# Exploration for softmax should be binary or continuous softmax?

Maybe it's silly to ask but for random exploration in an RL for choosing discrete action, that in the neural network last layer softmax will be used, what random samples should we provide? binary like (0,0,1,0,0,0) or continuous softmax like (0.1, 0.15, 0.45, 0.25, 0,5, 0.1)??

if the answer is continuous, what algorithm do you suggest? like generating random numbers between 0 and 1 and then using softmax? (this algorithm mostly provides close numbers and I think it's not the correct way)

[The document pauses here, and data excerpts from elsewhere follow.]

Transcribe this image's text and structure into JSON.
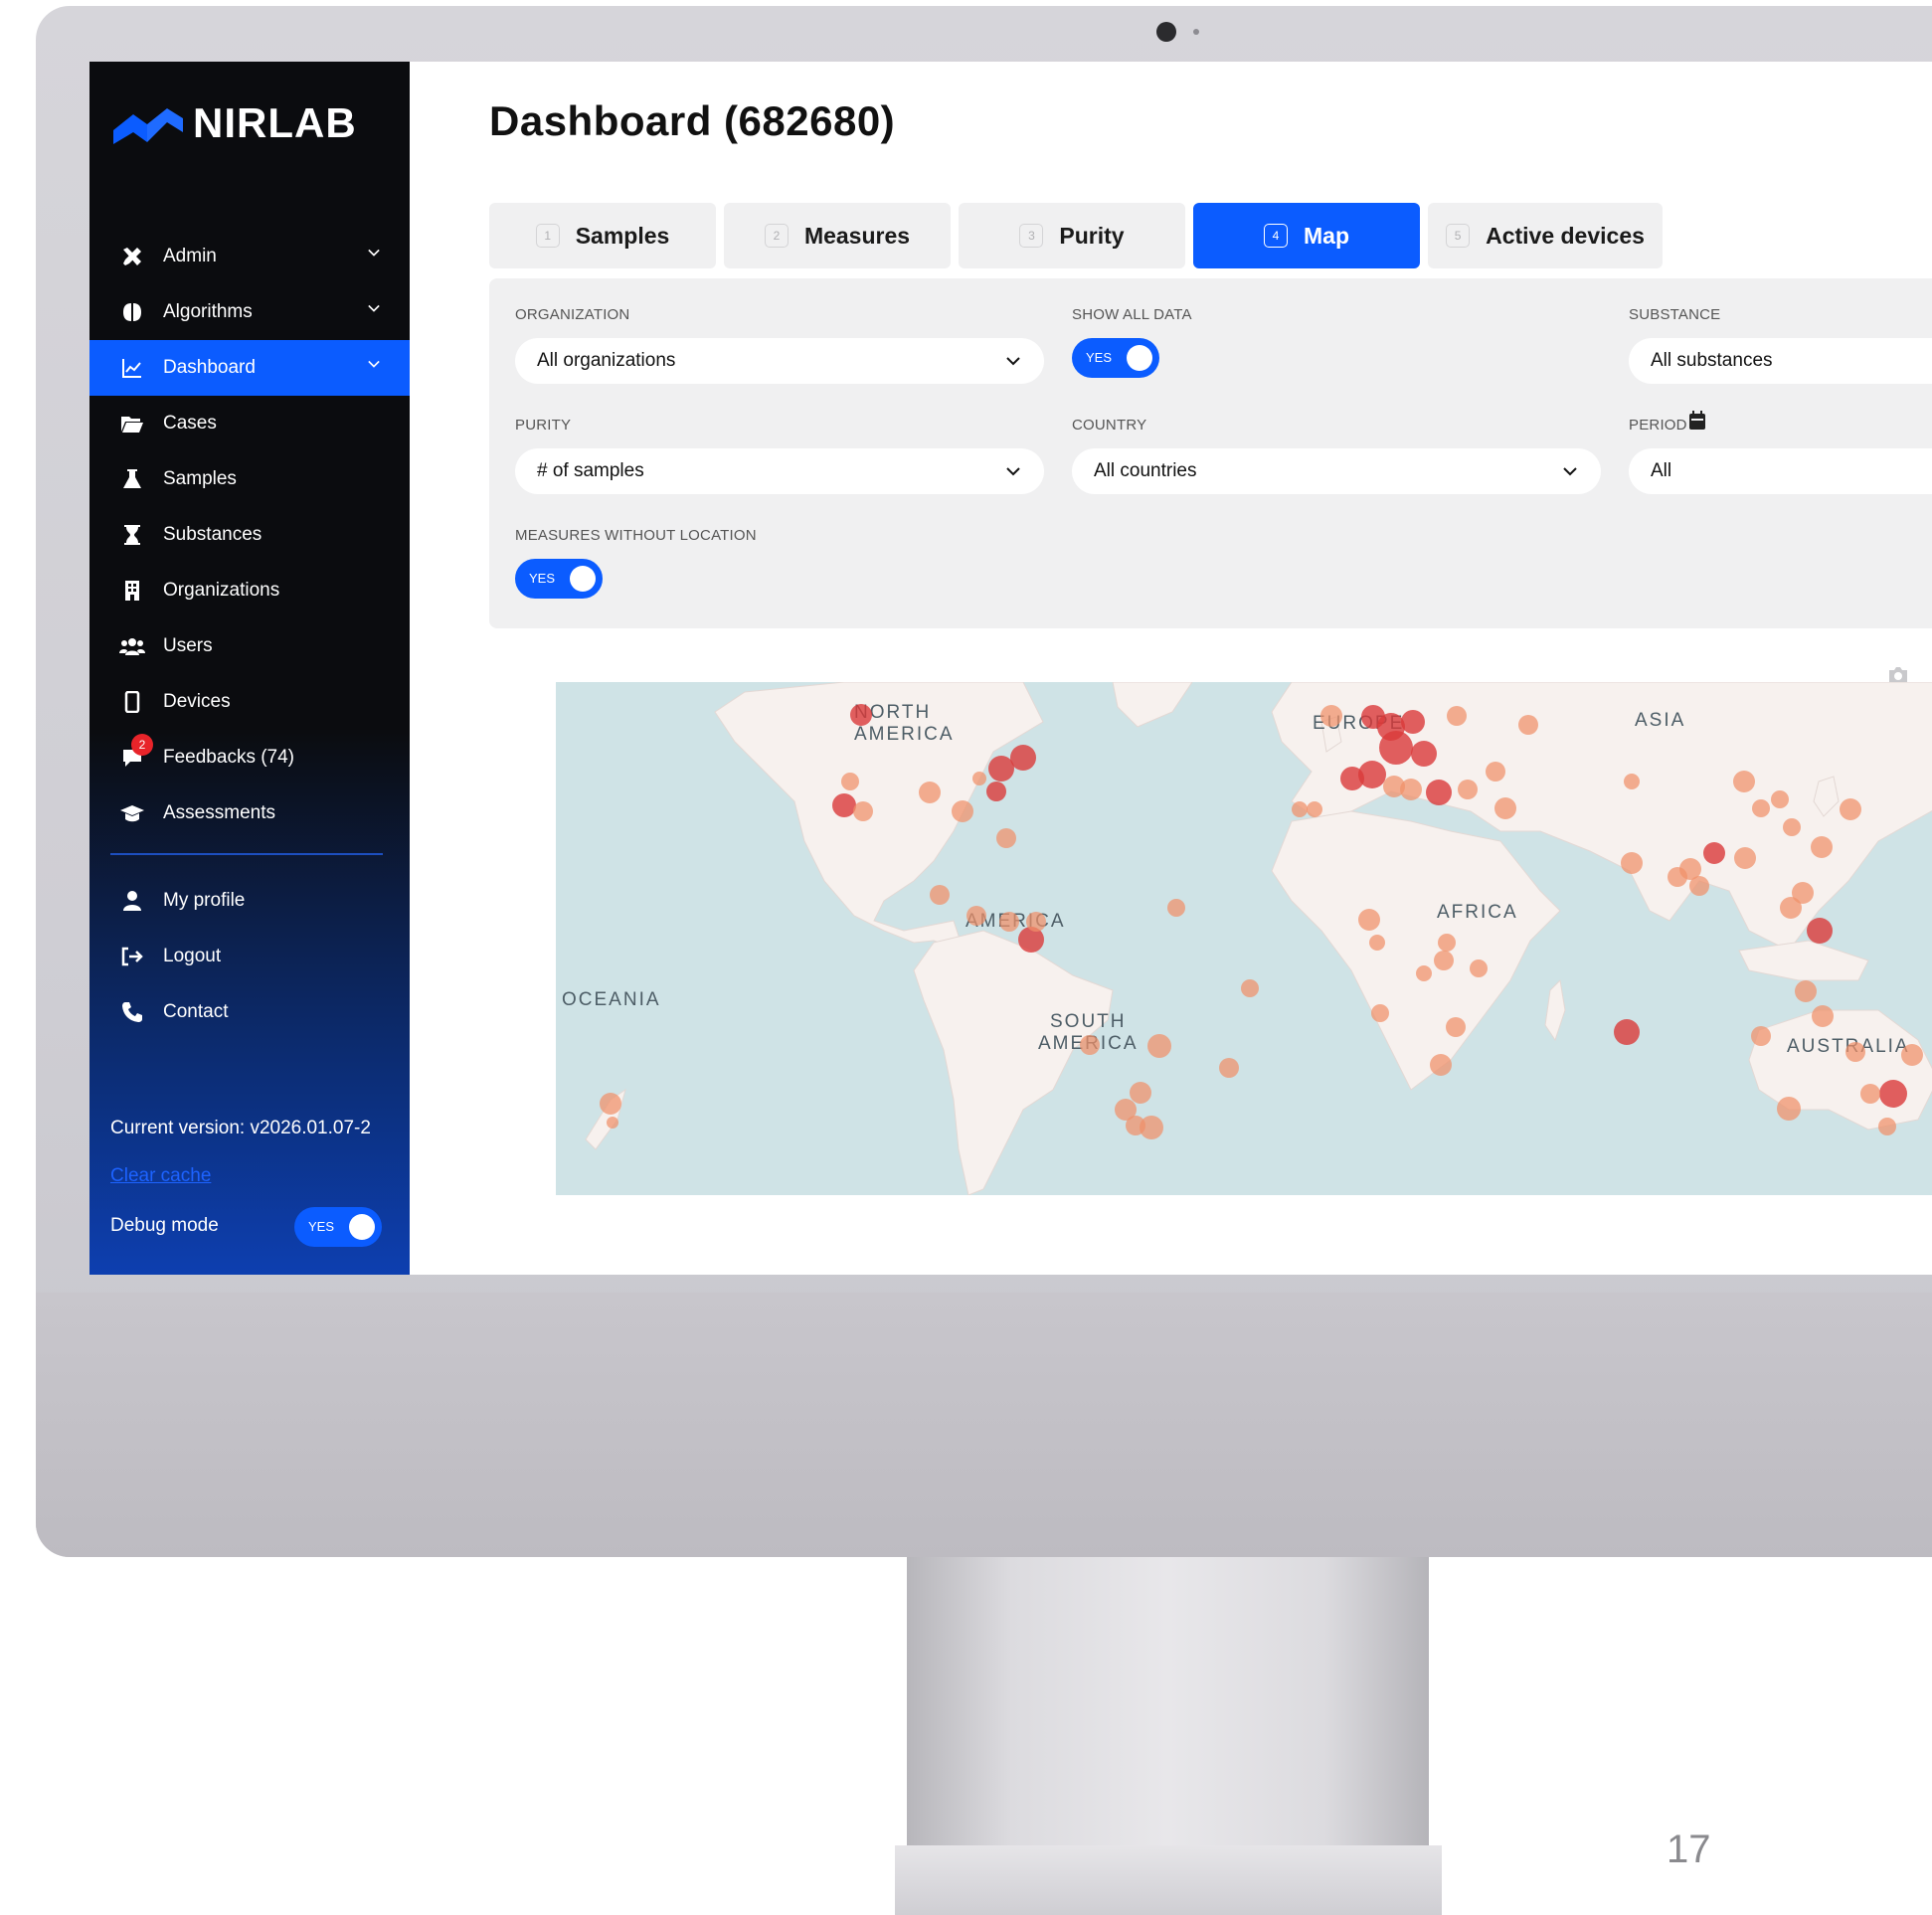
{
  "window": {
    "page_number": "17"
  },
  "brand": {
    "name": "NIRLAB",
    "color": "#0b5cff"
  },
  "sidebar": {
    "items": [
      {
        "label": "Admin",
        "icon": "tools-icon",
        "has_chevron": true
      },
      {
        "label": "Algorithms",
        "icon": "brain-icon",
        "has_chevron": true
      },
      {
        "label": "Dashboard",
        "icon": "chart-line-icon",
        "has_chevron": true,
        "active": true
      },
      {
        "label": "Cases",
        "icon": "folder-open-icon"
      },
      {
        "label": "Samples",
        "icon": "flask-icon"
      },
      {
        "label": "Substances",
        "icon": "hourglass-icon"
      },
      {
        "label": "Organizations",
        "icon": "building-icon"
      },
      {
        "label": "Users",
        "icon": "users-icon"
      },
      {
        "label": "Devices",
        "icon": "mobile-icon"
      },
      {
        "label": "Feedbacks (74)",
        "icon": "comment-icon",
        "badge": "2"
      },
      {
        "label": "Assessments",
        "icon": "graduation-cap-icon"
      }
    ],
    "secondary_items": [
      {
        "label": "My profile",
        "icon": "user-icon"
      },
      {
        "label": "Logout",
        "icon": "logout-icon"
      },
      {
        "label": "Contact",
        "icon": "phone-icon"
      }
    ],
    "version": "Current version: v2026.01.07-2",
    "clear_cache": "Clear cache",
    "debug_mode": {
      "label": "Debug mode",
      "value": "YES"
    }
  },
  "main": {
    "title": "Dashboard (682680)",
    "tabs": [
      {
        "num": "1",
        "label": "Samples"
      },
      {
        "num": "2",
        "label": "Measures"
      },
      {
        "num": "3",
        "label": "Purity"
      },
      {
        "num": "4",
        "label": "Map",
        "active": true
      },
      {
        "num": "5",
        "label": "Active devices"
      }
    ],
    "filters": {
      "organization": {
        "label": "ORGANIZATION",
        "value": "All organizations"
      },
      "show_all_data": {
        "label": "SHOW ALL DATA",
        "value": "YES"
      },
      "substance": {
        "label": "SUBSTANCE",
        "value": "All substances"
      },
      "purity": {
        "label": "PURITY",
        "value": "# of samples"
      },
      "country": {
        "label": "COUNTRY",
        "value": "All countries"
      },
      "period": {
        "label": "PERIOD",
        "value": "All"
      },
      "measures_without_location": {
        "label": "MEASURES WITHOUT LOCATION",
        "value": "YES"
      }
    },
    "map": {
      "labels": {
        "north_america_1": "NORTH",
        "north_america_2": "AMERICA",
        "america": "AMERICA",
        "south_america_1": "SOUTH",
        "south_america_2": "AMERICA",
        "europe": "EUROPE",
        "asia": "ASIA",
        "africa": "AFRICA",
        "oceania": "OCEANIA",
        "australia": "AUSTRALIA"
      },
      "colors": {
        "water": "#cfe3e6",
        "land": "#f7f1ee",
        "marker_high": "#d93a3a",
        "marker_low": "#f0906a"
      }
    }
  }
}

• This post is unclear to me. What do you mean by "what random samples should we provide?" Provide to what? Moreover, what "random samples" are you talking about? Samples of what? – nbro May 3 at 12:38
• Random samples of possible actions for exploration. In the exploitation, the neural network will provide the action for us but in the exploration, we have to generate these samples of action ourselves and feed them to the algorithm. The actual question is for a neural network with softmax in output, these random actions should be binary or continuous. – fardis nadimi May 3 at 16:28
• If by samples you mean "actions" (which is what you just said), then I don't understand the question "actions should be continuous or binary". – nbro May 3 at 17:23

1. One way to measure model (or epistemic) uncertainty is to use a Bayesian Network estimating the whole distribution $$p(\theta | D)$$, where \theta are your parameters and D is the collected dataset of experience. The entropy of $$p(\theta | D)$$ tells us the model uncertainty. Why Bayesian Network? Intuitively, if our estimator says all θs are equally likely given your data, then it means that you have no idea of what the model really is. On the other hand, if it says there is one only θ, that can possibly explain D, then you have high confidence in the model.
2. Another way to measure epistemic uncertainty is to use bootstrap ensembling. Instead of estimating the uncertainty of every single parameter in the Bayesian Net, learn N different networks! Use bootstrapping in order to generate N datasets (of same size as D) by resampling with replacement. Then train each network on a corresponding generated dataset. Then in testing, you can either sample uniformly a network ($$p(\theta | D) = \frac{1}{N}\sum_i^N{\delta({\theta}_i)}$$) or just average all networks predictions.